In this work we investigated the benefit of the use of two lateral camera units additional to a central camera unit for 3D surface imaging for image guidance in deep-inspiration breath-hold (DIBH) radiotherapy by comparison with cone-beam computed tomography (CBCT). Ten patients who received DIBH radiotherapy after breast-conserving surgery were included. The performance of surface imaging using one and three camera units was compared to using CBCT for setup verification. Breast-surface registrations were performed for CBCT as well as for 3D surfaces, captured concurrently with CBCT, to planning CT. The resulting setup errors were compared with linear regression analysis. For the differences between setup errors an assessment of the group mean, systematic error, random error, and 95% limits of agreement was made. Correlations between derived surface-imaging [one camera unit;three camera units] and CBCT setup errors were: R 2 =[0.67;0.75], [0.76;0.87], [0.88;0.91] in left-right, cranio-caudal, and anterior-posterior direction, respectively. Group mean, systematic and random errors were slightly smaller (sub-millimeter differences) and the limits of agreement were 0.10 to 0.25cm tighter when using three camera units compared with one.
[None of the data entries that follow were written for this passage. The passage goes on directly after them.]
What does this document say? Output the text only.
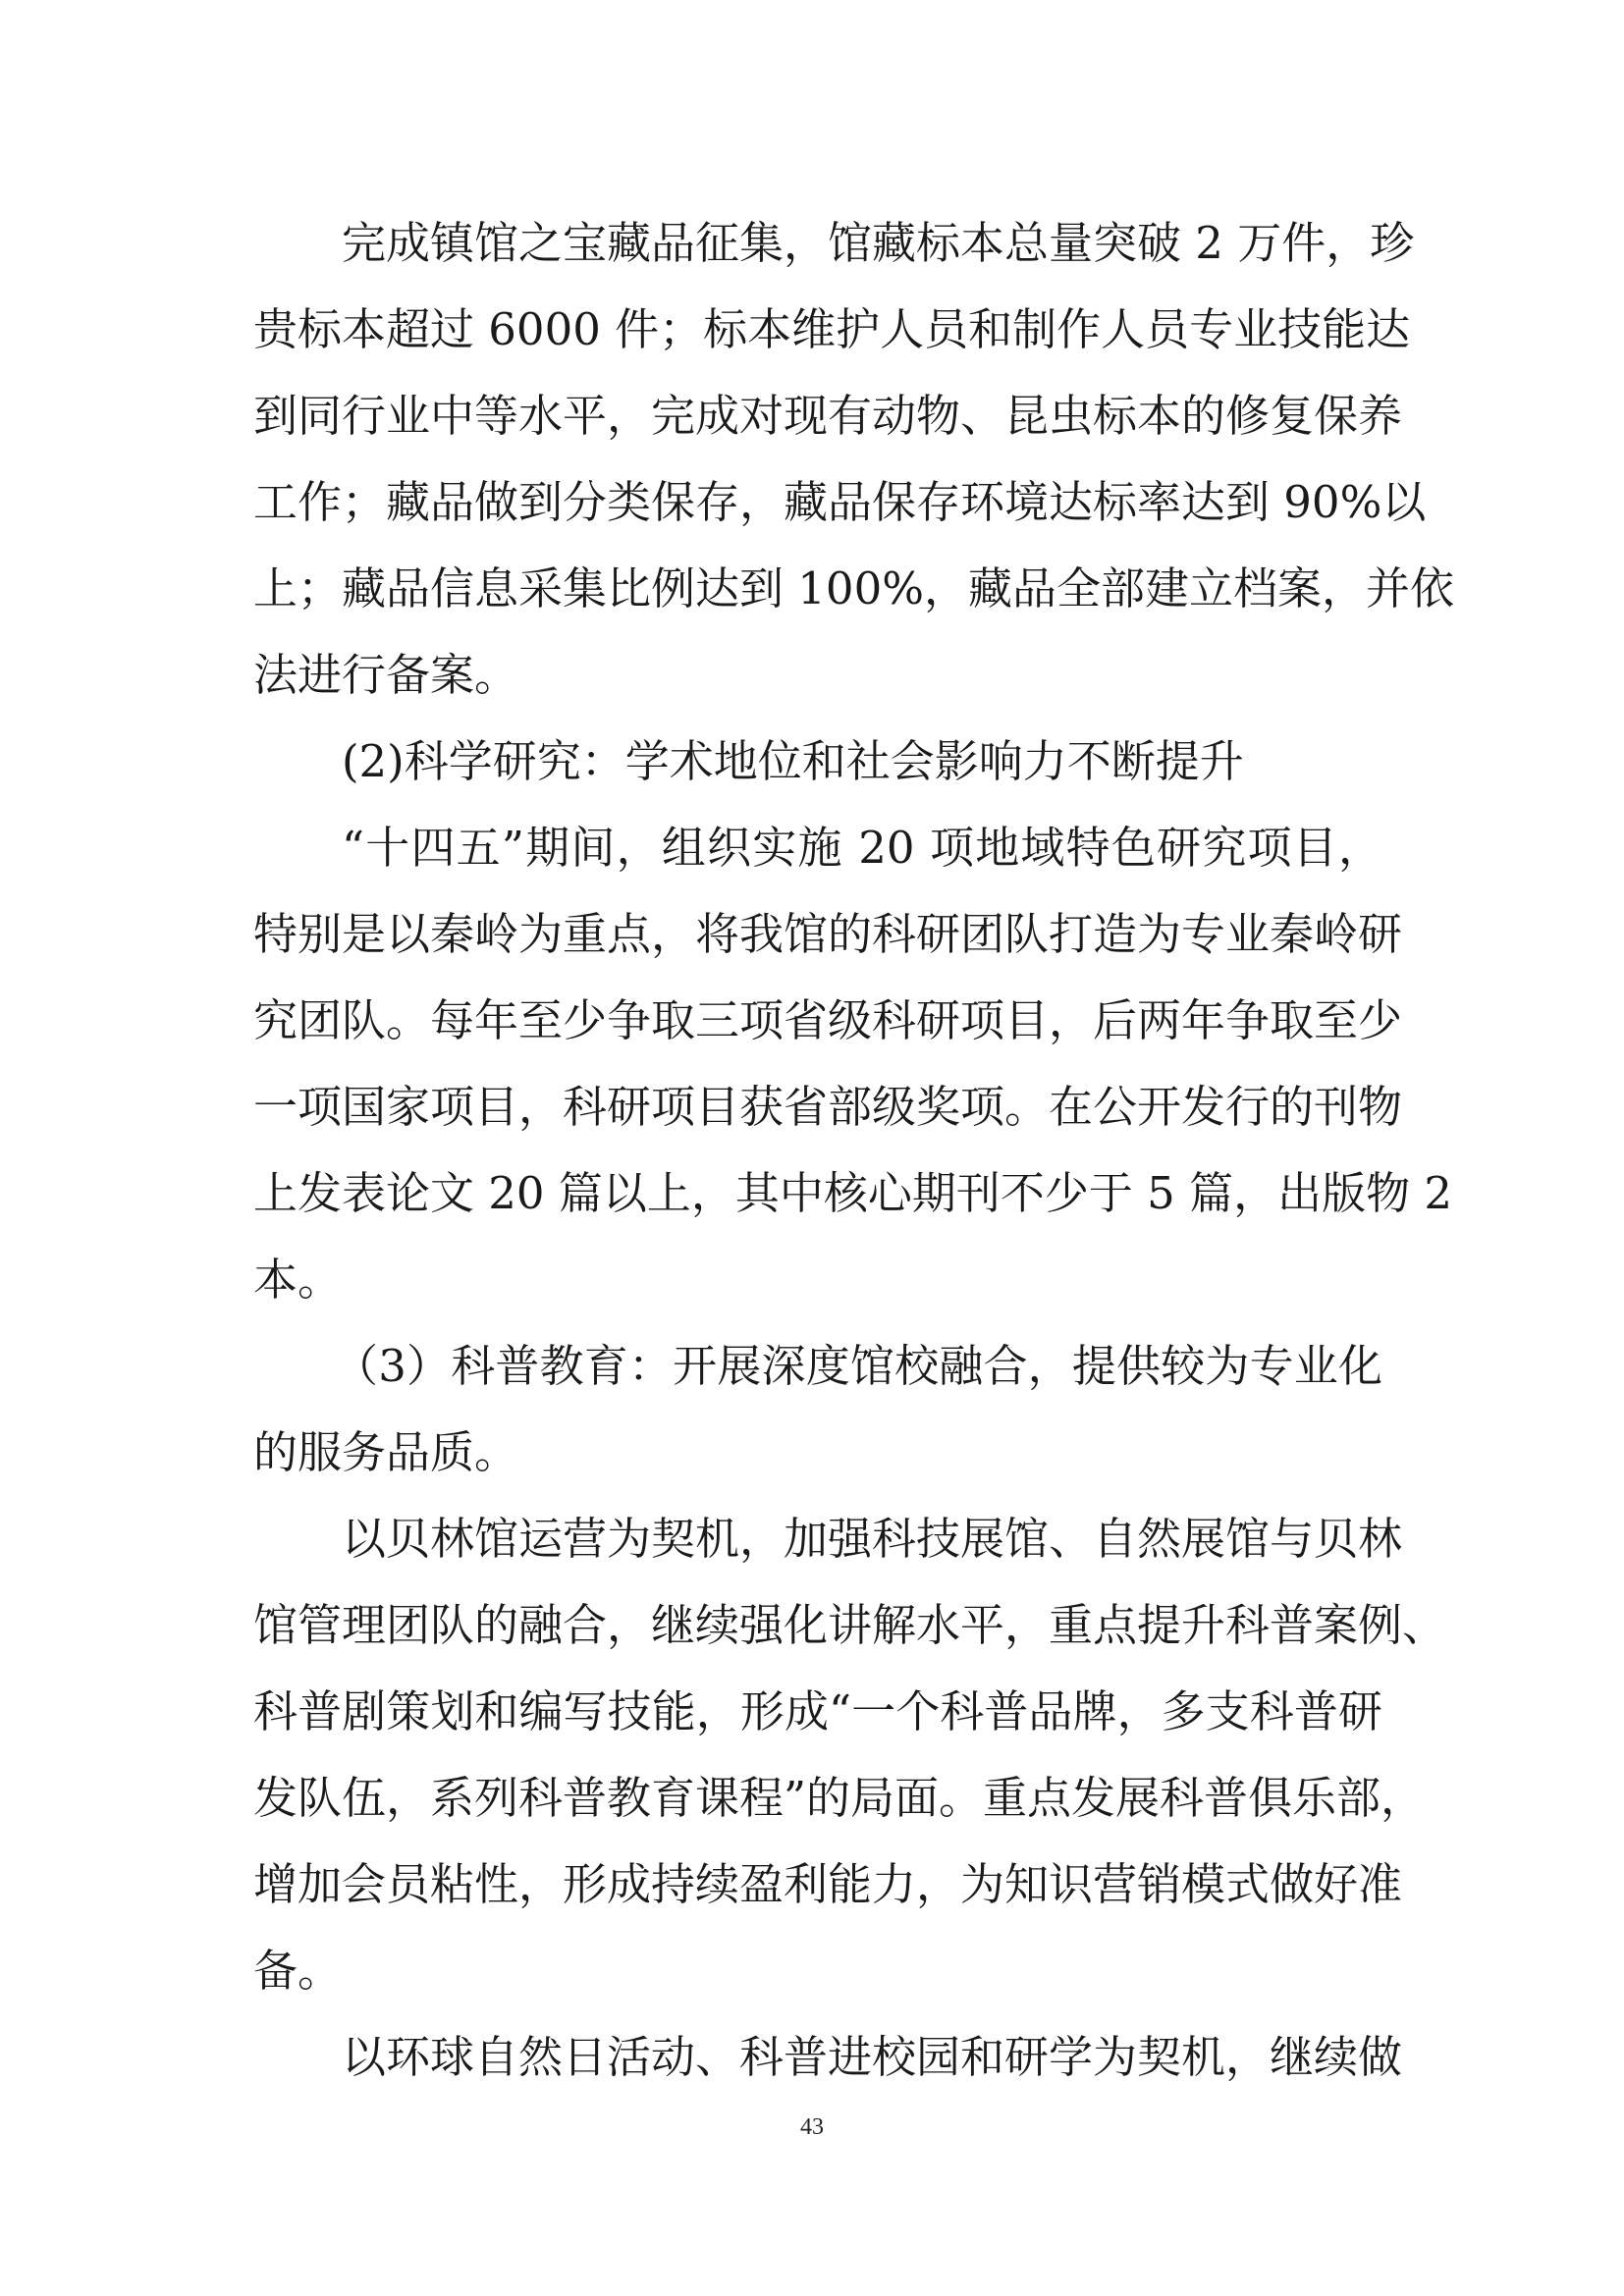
完成镇馆之宝藏品征集，馆藏标本总量突破 2 万件，珍
贵标本超过 6000 件；标本维护人员和制作人员专业技能达
到同行业中等水平，完成对现有动物、昆虫标本的修复保养
工作；藏品做到分类保存，藏品保存环境达标率达到 90%以
上；藏品信息采集比例达到 100%，藏品全部建立档案，并依
法进行备案。
(2)科学研究：学术地位和社会影响力不断提升
“十四五”期间，组织实施 20 项地域特色研究项目，
特别是以秦岭为重点，将我馆的科研团队打造为专业秦岭研
究团队。每年至少争取三项省级科研项目，后两年争取至少
一项国家项目，科研项目获省部级奖项。在公开发行的刊物
上发表论文 20 篇以上，其中核心期刊不少于 5 篇，出版物 2
本。
（3）科普教育：开展深度馆校融合，提供较为专业化
的服务品质。
以贝林馆运营为契机，加强科技展馆、自然展馆与贝林
馆管理团队的融合，继续强化讲解水平，重点提升科普案例、
科普剧策划和编写技能，形成“一个科普品牌，多支科普研
发队伍，系列科普教育课程”的局面。重点发展科普俱乐部，
增加会员粘性，形成持续盈利能力，为知识营销模式做好准
备。
以环球自然日活动、科普进校园和研学为契机，继续做
43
For the majority of the data, the use of three camera units compared with one resulted in setup errors more similar to the CBCT derived setup errors for the craniocaudal and anterior-posterior directions (p<0.01, Wilcoxon-signed-ranks test). This study shows a better correlation and agreement between 3D surface imaging and CBCT when three camera units are used instead of one and further outlines the conditions under which the benefit of using three camera units is significant.